• Aucun résultat trouvé

Laurent Schwartz (1915-2002)

L'autobiographie de mon professeur Laurent Schwartz, Un mathématicien aux prises avec le siècle, parue en 1998, a beaucoup d’intérêt. Laurent Schwartz a reçu la médaille Fields de mathématiques en 1950 pour ses travaux sur les distributions.

La percolation

(…) la découverte scientifique soudaine est analogue au phénomène de la percolation qui s’applique au café : si l’on verse de l’eau sur une épaisseur serrée de poudre de café, dans un premier temps l’eau ne passe pas, puis de petits filets d’eau prennent naissance qui s’arrêtent soudain ; ils ne peuvent continuer parce que les conditions physiques ne le leur

permettent pas. Mais de tels ruisselets sont nombreux, de plus en plus longs ; ils ne sont pas forcément issus du premier mais de conditions collatérales créées par ces premiers chemins. A un moment déterminé pourtant, une voie d’eau se fraie un chemin à travers toute l’épaisseur du café, et une partie du liquide s’écoule avec une certaine rapidité par une artère entre la partie supérieure et la partie inférieure. (…)

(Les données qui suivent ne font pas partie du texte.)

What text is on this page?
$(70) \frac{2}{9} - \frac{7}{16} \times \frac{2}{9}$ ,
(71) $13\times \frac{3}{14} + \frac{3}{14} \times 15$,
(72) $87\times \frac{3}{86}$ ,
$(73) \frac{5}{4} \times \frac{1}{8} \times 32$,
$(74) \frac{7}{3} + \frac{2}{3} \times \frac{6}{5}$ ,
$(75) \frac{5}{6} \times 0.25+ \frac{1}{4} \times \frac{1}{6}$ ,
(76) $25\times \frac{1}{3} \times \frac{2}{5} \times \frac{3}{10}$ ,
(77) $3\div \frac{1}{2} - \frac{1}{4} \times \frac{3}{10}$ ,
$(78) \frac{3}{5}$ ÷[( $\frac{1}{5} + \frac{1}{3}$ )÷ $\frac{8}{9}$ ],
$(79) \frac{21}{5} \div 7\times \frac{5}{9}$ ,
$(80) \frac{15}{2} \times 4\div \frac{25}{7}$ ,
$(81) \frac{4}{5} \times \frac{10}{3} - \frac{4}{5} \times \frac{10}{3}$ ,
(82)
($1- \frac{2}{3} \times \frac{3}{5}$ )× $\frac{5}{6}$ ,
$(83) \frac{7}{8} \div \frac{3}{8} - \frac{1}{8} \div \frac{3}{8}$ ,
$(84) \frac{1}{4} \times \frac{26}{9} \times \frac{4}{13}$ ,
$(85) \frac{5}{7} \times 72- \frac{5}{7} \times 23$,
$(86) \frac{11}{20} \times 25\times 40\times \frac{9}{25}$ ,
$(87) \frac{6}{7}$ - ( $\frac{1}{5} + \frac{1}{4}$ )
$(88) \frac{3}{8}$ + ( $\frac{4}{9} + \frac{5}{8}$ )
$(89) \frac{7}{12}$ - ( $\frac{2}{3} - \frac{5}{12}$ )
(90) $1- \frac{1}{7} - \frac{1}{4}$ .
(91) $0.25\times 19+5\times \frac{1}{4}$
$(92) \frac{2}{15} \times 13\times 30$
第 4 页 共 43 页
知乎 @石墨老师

La percolation cérébrale s’accompagne d’un très grand travail subconscient. Entre un long travail de réflexion qui n’aboutit pas et la découverte subite, le subconscient a travaillé. Très souvent maintenant, je ne retrouve plus le nom d’une personne. Je ne me laisse pas faire, et je le recherche ; en vain, mais avec le but de forcer mon subconscient à travailler. Puis j’abandonne. Mais plusieurs heures après, parfois le lendemain au réveil après une bonne nuit, cela me vient soudain à l’esprit, sans réflexion consciente dans l’intervalle. C’est vrai aussi pour les mathématiques.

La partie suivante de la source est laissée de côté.